Il y a aussi des personnages secondaires que j’ai apprécié découvrir bien que Mia reste bien au-dessus de la mêlée. On retrouve la mère de Mia, un sacré morceau de bonne femme que l’on est content de ne pas avoir au quotidien dans sa vie. J’ai aimé ce mystérieux italien qu’est Matteo Scalabrino. Franchement, tous les personnages sont utiles à l’intrigue et aucun d’eux n’est en mode potiche dans ce roman. Bravo !
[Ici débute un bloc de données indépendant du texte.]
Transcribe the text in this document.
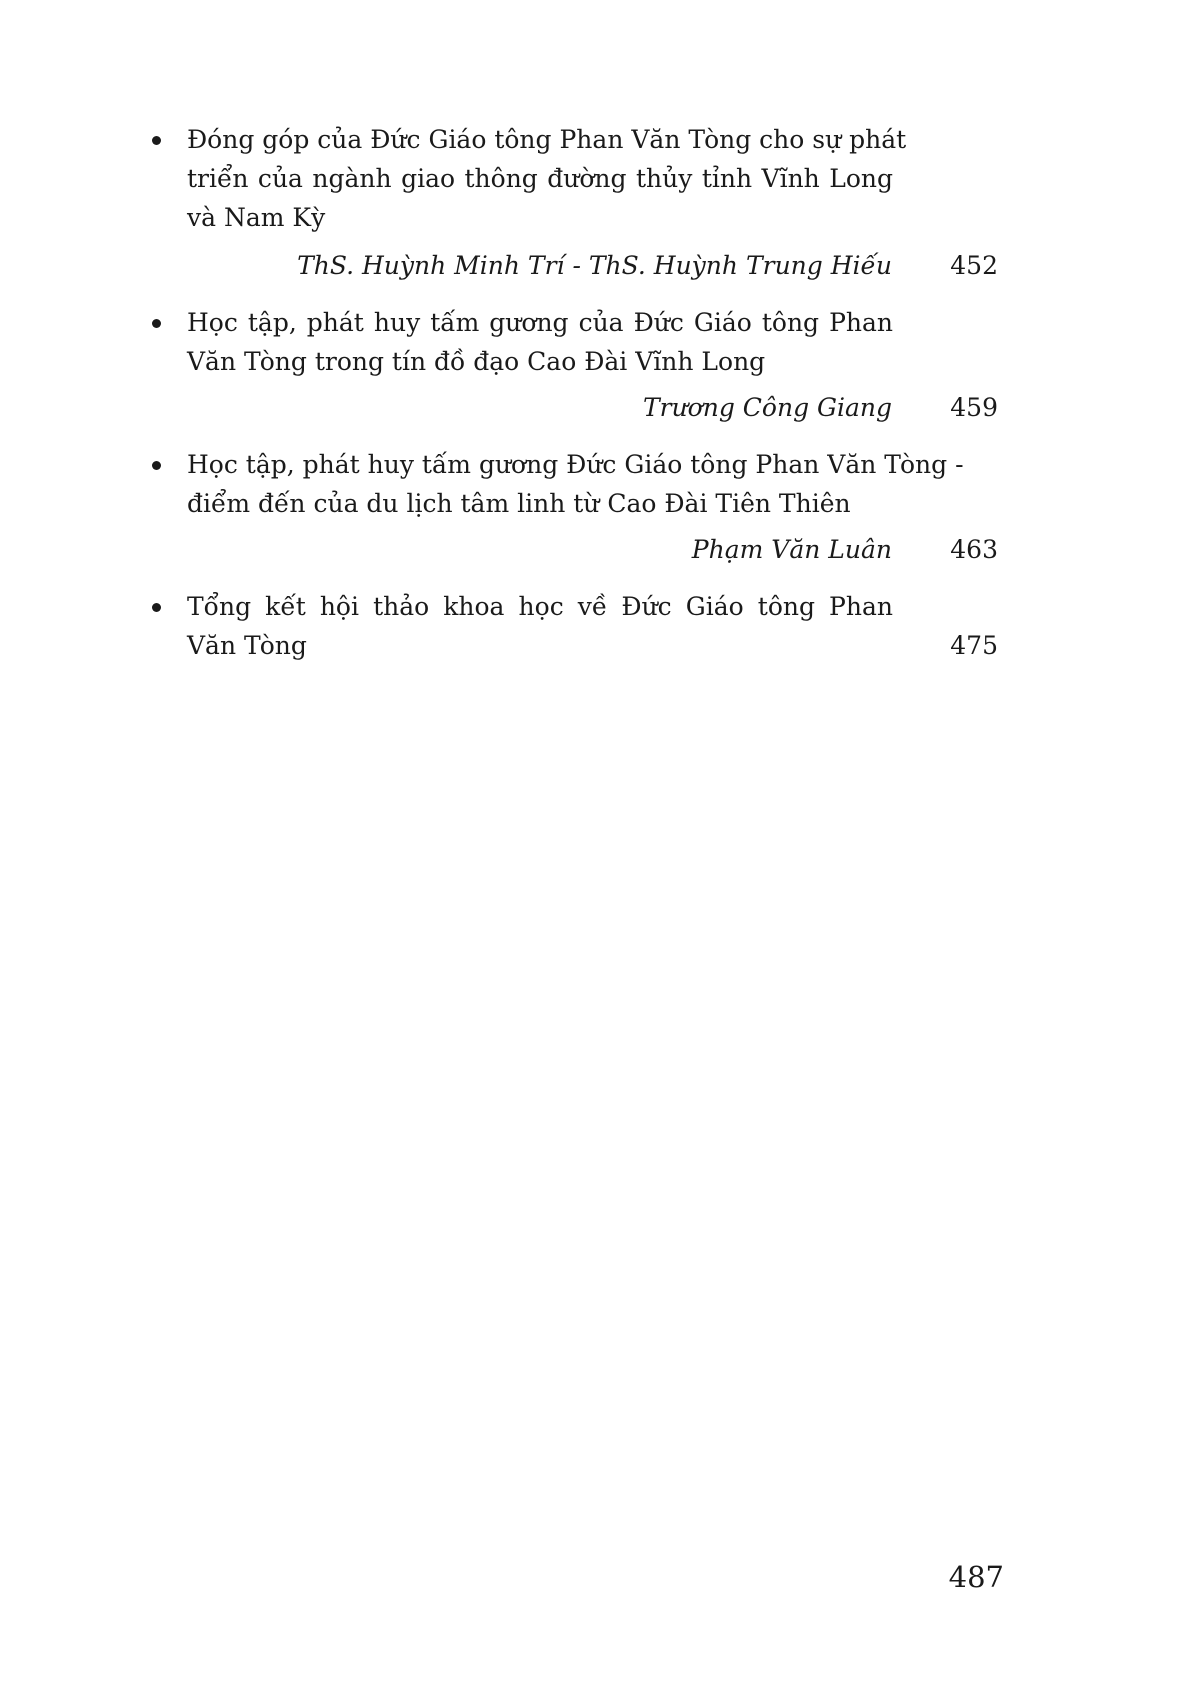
Đóng góp của Đức Giáo tông Phan Văn Tòng cho sự phát
triển của ngành giao thông đường thủy tỉnh Vĩnh Long
và Nam Kỳ
ThS. Huỳnh Minh Trí - ThS. Huỳnh Trung Hiếu 452
Học tập, phát huy tấm gương của Đức Giáo tông Phan
Văn Tòng trong tín đồ đạo Cao Đài Vĩnh Long
Trương Công Giang 459
Học tập, phát huy tấm gương Đức Giáo tông Phan Văn Tòng -
điểm đến của du lịch tâm linh từ Cao Đài Tiên Thiên
Phạm Văn Luân 463
Tổng kết hội thảo khoa học về Đức Giáo tông Phan
Văn Tòng	475
487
Ce que j’ai apprécié, c’est le fait que l’auteure joue avec ces stéréotypes et qu’elle en fasse quelque chose qui apporte une bonne dose d’humour à l’intrigue. Là où les romans peuvent parfois nous ennuyer en posant les personnages, ici, on se retrouve dans une ambiance assez sympathique malgré ce que peux encaisser Mia.

L’intrigue

Waouh. Cela faisait longtemps que je n’avais pas eu un roman ainsi entre les mains. L’intrigue s’installe petit à petit. En effet, au départ, on est un peu dans le flou : quel rapport il y a-t-il entre Mia et ses Tables du destin. Rapidement, on comprend, on se rend compte de ce qui se passe grâce à Mia et à ce qu’elle voit, comprend et perçoit. Franchement, l’idée est excellente. Cela permet au lecteur de ne pas s’ennuyer et à l’auteure d’installer un climat assez agréable jusqu’à la fin de la lecture.

La plume

Ce que j’ai apprécié, c’est cette plume sans fioriture, sans chichi. Aude Félix va droit au but, elle nous entraine dans son monde avec humour mais aussi en étant sérieuse. Elle a rapidement trouvé l’équilibre et permet au lecteur d’avoir une lecture dynamique dans laquelle on ne s’ennuie pas. Bravo !

Les – :

  • Quelques mini longueurs au départ. Rien de grave.

Les + :

  • Le personnage de Mia.
  • L’intrigue ultra surprenant
  • L’humour et le sérieux : un savant équilibre qui est très intéressant
  • La plume de l’auteure et cette tendance à venir casser les stéréotypes. Je tiens aussi à souligner l’imagination sans borne de l’auteure. Bravo.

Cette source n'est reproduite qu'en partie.